By sharing, retweeting posts or ‘liking’ these posts, you are strengthening the message that when a victim comes forward to report, they do so with the backing of the Cambridge community

It is those ‘next steps’ that my office is involved in: the Office of Student Conduct, Complaints and Appeals. We handle student complaints about the University and University staff, as well as complaints of harassment or sexual misconduct about other students. This is just one component of the resources in place to support victims and prevent sexual misconduct. Students also have access to a University Sexual Assault and Harassment Adviser and can attend bystander training and consent workshops; and student-facing staff receive briefings on how to support student disclosures. Early indications suggest that the campaign is already having an impact: an increase in the number of cases being reported to our Office, and, via anonymous reporting, a decrease from 52 per cent to 25 per cent in the number of students who believe the University would not take any action if they reported sexual misconduct. However, the University, alone, cannot influence students’ confidence when it comes to seeking support and reporting sexual misconduct.
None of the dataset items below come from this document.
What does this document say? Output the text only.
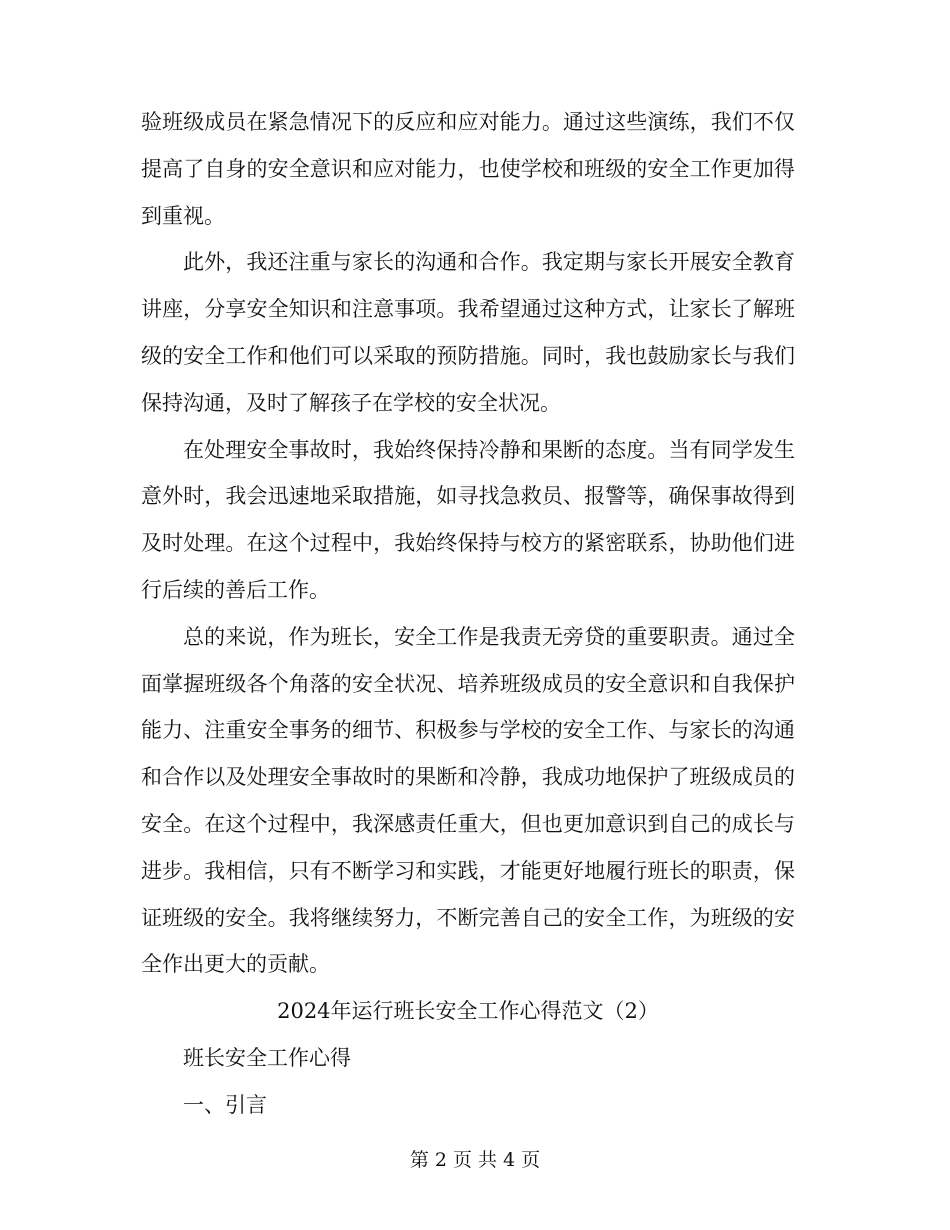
验班级成员在紧急情况下的反应和应对能力。通过这些演练，我们不仅提高了自身的安全意识和应对能力，也使学校和班级的安全工作更加得到重视。

此外，我还注重与家长的沟通和合作。我定期与家长开展安全教育讲座，分享安全知识和注意事项。我希望通过这种方式，让家长了解班级的安全工作和他们可以采取的预防措施。同时，我也鼓励家长与我们保持沟通，及时了解孩子在学校的安全状况。

在处理安全事故时，我始终保持冷静和果断的态度。当有同学发生意外时，我会迅速地采取措施，如寻找急救员、报警等，确保事故得到及时处理。在这个过程中，我始终保持与校方的紧密联系，协助他们进行后续的善后工作。

总的来说，作为班长，安全工作是我责无旁贷的重要职责。通过全面掌握班级各个角落的安全状况、培养班级成员的安全意识和自我保护能力、注重安全事务的细节、积极参与学校的安全工作、与家长的沟通和合作以及处理安全事故时的果断和冷静，我成功地保护了班级成员的安全。在这个过程中，我深感责任重大，但也更加意识到自己的成长与进步。我相信，只有不断学习和实践，才能更好地履行班长的职责，保证班级的安全。我将继续努力，不断完善自己的安全工作，为班级的安全作出更大的贡献。

2024年运行班长安全工作心得范文（2）

班长安全工作心得

一、引言

第 2 页 共 4 页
Students’ behaviour is partly a reflection of society and the wider culture in which we live.

This is why it was so powerful to witness alumni coming out to support the campaign. The support from Colleges, staff and alumni has been overwhelming, with our campaign films being watched more than 85,000 times. By raising awareness – sharing a video, retweeting posts or ‘liking’ comments relating to Breaking the Silence – you are strengthening the message that when a victim comes forward to report, they do so with the backing of the Cambridge community. Your actions help to prevent sexual misconduct, by showing potential perpetrators that the Cambridge community will not tolerate this kind of behaviour.

I hope that in time your support in this area will become unnecessary, but, for now: thank you. You are helping to break the silence.